Week 2.5: So, I will be honest...I got really bored really fast. I took down the gate, and with spray bottle, blanket, and pillow in hand to break up a fight, I opened the gate and fed Spencer and tried to keep Josie occupied and relaxed with pets. Spencer walked around, sniffed and hissed/growled some. Eventually, he walked to his side of the baby gate and laid down, uninterested. Each night this got better with less hissing and growling. We did lots of playing, lots of treats, and lots of pets for both cats. Josie is still scared stiff a little bit when she sees Spencer, and Spencer is just curious.
1. Because Josie doesn't eat right away, Spencer keeps trying to eat her food. We keep stopping him, and she is eating while the are separated overnight. I am hoping we don't have to keep separating overnight forever, so how do I make it so he doesn't go for her food (he's a fatty and on a strict feeding schedule; she was free feeding and is much skinnier).
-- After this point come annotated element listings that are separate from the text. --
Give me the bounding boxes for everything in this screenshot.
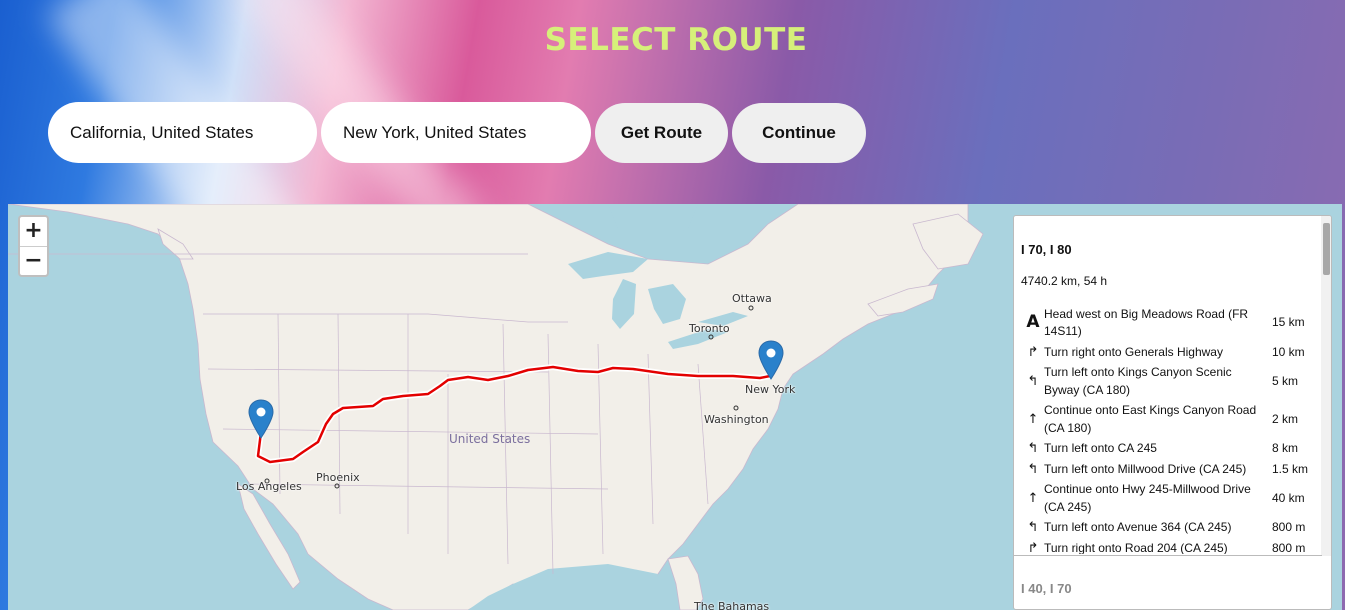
turn-left-icon: ↰ [1027,373,1039,389]
map-view[interactable]: Ottawa Toronto New York Washington Los A… [8,204,1342,610]
direction-step[interactable]: ↑ Continue onto Hwy 245-Millwood Drive (… [1022,480,1312,518]
depart-icon: A [1026,312,1040,333]
route-name[interactable]: I 70, I 80 [1021,242,1072,257]
scrollbar-thumb[interactable] [1323,223,1330,275]
city-label-washington: Washington [704,413,769,426]
direction-step[interactable]: ↑ Continue onto East Kings Canyon Road (… [1022,401,1312,439]
origin-input[interactable] [48,102,317,163]
divider [1014,555,1322,556]
directions-scrollbar[interactable] [1321,216,1331,556]
turn-right-icon: ↱ [1027,344,1039,360]
city-label-phoenix: Phoenix [316,471,360,484]
zoom-control: + − [18,215,49,277]
direction-step[interactable]: A Head west on Big Meadows Road (FR 14S1… [1022,304,1312,342]
get-route-button[interactable]: Get Route [595,103,728,163]
directions-panel[interactable]: I 70, I 80 4740.2 km, 54 h A Head west o… [1013,215,1332,610]
city-label-los-angeles: Los Angeles [236,480,302,493]
direction-step[interactable]: ↰ Turn left onto Kings Canyon Scenic Byw… [1022,363,1312,401]
country-label: United States [449,432,531,446]
turn-left-icon: ↰ [1027,461,1039,477]
page-title: SELECT ROUTE [544,22,808,58]
direction-step[interactable]: ↰ Turn left onto Avenue 364 (CA 245) 800… [1022,518,1312,539]
direction-step[interactable]: ↱ Turn right onto Generals Highway 10 km [1022,342,1312,363]
city-label-ottawa: Ottawa [732,292,772,305]
direction-step[interactable]: ↰ Turn left onto Millwood Drive (CA 245)… [1022,459,1312,480]
turn-left-icon: ↰ [1027,520,1039,535]
direction-step[interactable]: ↱ Turn right onto Road 204 (CA 245) 800 … [1022,538,1312,555]
city-label-new-york: New York [745,383,796,396]
land-mass [8,204,969,610]
city-label-toronto: Toronto [689,322,730,335]
direction-step[interactable]: ↰ Turn left onto CA 245 8 km [1022,439,1312,460]
route-summary: 4740.2 km, 54 h [1021,274,1108,288]
turn-right-icon: ↱ [1027,540,1039,555]
city-label-the-bahamas: The Bahamas [694,600,770,610]
zoom-in-button[interactable]: + [20,217,47,247]
turn-left-icon: ↰ [1027,441,1039,456]
alternative-route-name[interactable]: I 40, I 70 [1021,581,1072,596]
destination-input[interactable] [321,102,591,163]
straight-icon: ↑ [1027,490,1039,506]
zoom-out-button[interactable]: − [20,247,47,276]
directions-steps: A Head west on Big Meadows Road (FR 14S1… [1022,304,1312,555]
straight-icon: ↑ [1027,411,1039,427]
continue-button[interactable]: Continue [732,103,866,163]
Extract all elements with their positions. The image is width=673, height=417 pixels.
2. We have left the door of the office open the last 2 days (weekend) while in the house and able to supervise so that both cats can come and go. Spencer keeps going up into the office and lounging, but is also following Josie around on the second floor. An example of something out of the ordinary for him; Spencer has NEVER hid under the bed. Josie was under the bed in the guest room, and Spencer was under there with her on the opposite side. Both laying down on their sides, relaxed. Spencer will also hang outside of the guest room if Josie is in there. Is he hanging so close to intimidate her or control the situation? Is this a bad behavior? Or does the fact that they are both relaxing in the same room mean things are going well? Spencer will follow our dog around in the house and outside and often lays within a few feet of the dog to relax.
3. Both nights, Josie didn't want to go back to the office, so we went to bed with the office door open, and both nights Spencer has chased Josie up there. She has meowed, but no other aggressive noises happened. Is this playing or aggression?
4. Spencer is more curious and Josie is more skiddish by nature and the way they have lived. So far I feel that things are going well, but I dont want Spencer to limit Josie's ability to explore the house, and I definitely don't want anyone to start spraying. I am planning on continuing to separate during the day and night when the cats are not supervised, but do I need to take it back a step to feeding on opposite sides of the gate until Josie starts eating? I know this was a lot for her so quickly, but I also cannot see us keeping them separate for 6 months with our work schedules, etc.
Thank you for taking the time to read and for your advice!